For James, that’s evidence that the National Bankers Association’s work to shore up capital and liquidity in historically financially weak MDIs through financial and corporate partnerships is having its intended effect. It’s an effort to right the wrongs of the MDI crisis during the Great Recession, when Black-owned banks lacked the capital to withstand regulators coming in and marking real estate down to market level.

“They’re operating in communities that have typically been redlined, which means that they’ve been systematically devalued, and they’re essentially collateral- or real estate-based lenders,” James said. “If a house is worth $250,000 one day and the next day it’s worth $100,000, you just lost $150,000 in collateral.”

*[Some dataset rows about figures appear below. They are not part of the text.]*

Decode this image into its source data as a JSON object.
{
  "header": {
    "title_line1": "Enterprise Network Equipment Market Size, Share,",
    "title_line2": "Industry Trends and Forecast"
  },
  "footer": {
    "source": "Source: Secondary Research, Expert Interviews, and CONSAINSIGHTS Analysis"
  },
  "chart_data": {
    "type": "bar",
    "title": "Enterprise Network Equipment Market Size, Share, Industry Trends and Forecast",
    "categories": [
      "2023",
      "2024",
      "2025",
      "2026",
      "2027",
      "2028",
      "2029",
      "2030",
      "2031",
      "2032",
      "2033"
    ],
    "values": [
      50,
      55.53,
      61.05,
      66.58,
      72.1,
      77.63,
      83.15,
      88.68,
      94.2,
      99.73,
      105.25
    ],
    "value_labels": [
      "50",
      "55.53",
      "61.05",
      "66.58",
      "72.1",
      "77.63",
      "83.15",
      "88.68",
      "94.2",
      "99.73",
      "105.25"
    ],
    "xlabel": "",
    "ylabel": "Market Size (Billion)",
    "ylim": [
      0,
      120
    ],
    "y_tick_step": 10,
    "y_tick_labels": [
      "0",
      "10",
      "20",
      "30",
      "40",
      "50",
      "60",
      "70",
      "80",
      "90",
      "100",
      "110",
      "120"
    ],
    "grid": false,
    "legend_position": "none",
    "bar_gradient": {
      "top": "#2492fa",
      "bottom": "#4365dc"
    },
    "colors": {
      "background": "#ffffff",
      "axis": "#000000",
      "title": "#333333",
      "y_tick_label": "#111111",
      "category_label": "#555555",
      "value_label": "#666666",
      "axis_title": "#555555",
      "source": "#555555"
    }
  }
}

Increasing equity capital and liquidity through these outside partnerships is a continuing challenge to strengthen MDIs. Moving forward, James and the National Bankers Association want billions in additional liquidity to come to MDIs through corporate partners so they can lend it out in communities that need it.

“The big banks and corporate America have plenty of liquidity on their balance sheets,” James said. “And if they really want to make an impact — for racial equity reasons, diversity and inclusion reasons, or just community-building reasons — the bottom line is that if we eliminate the racial wealth gap, we’ll add another trillion dollars to the economy. And that’s good for everybody.”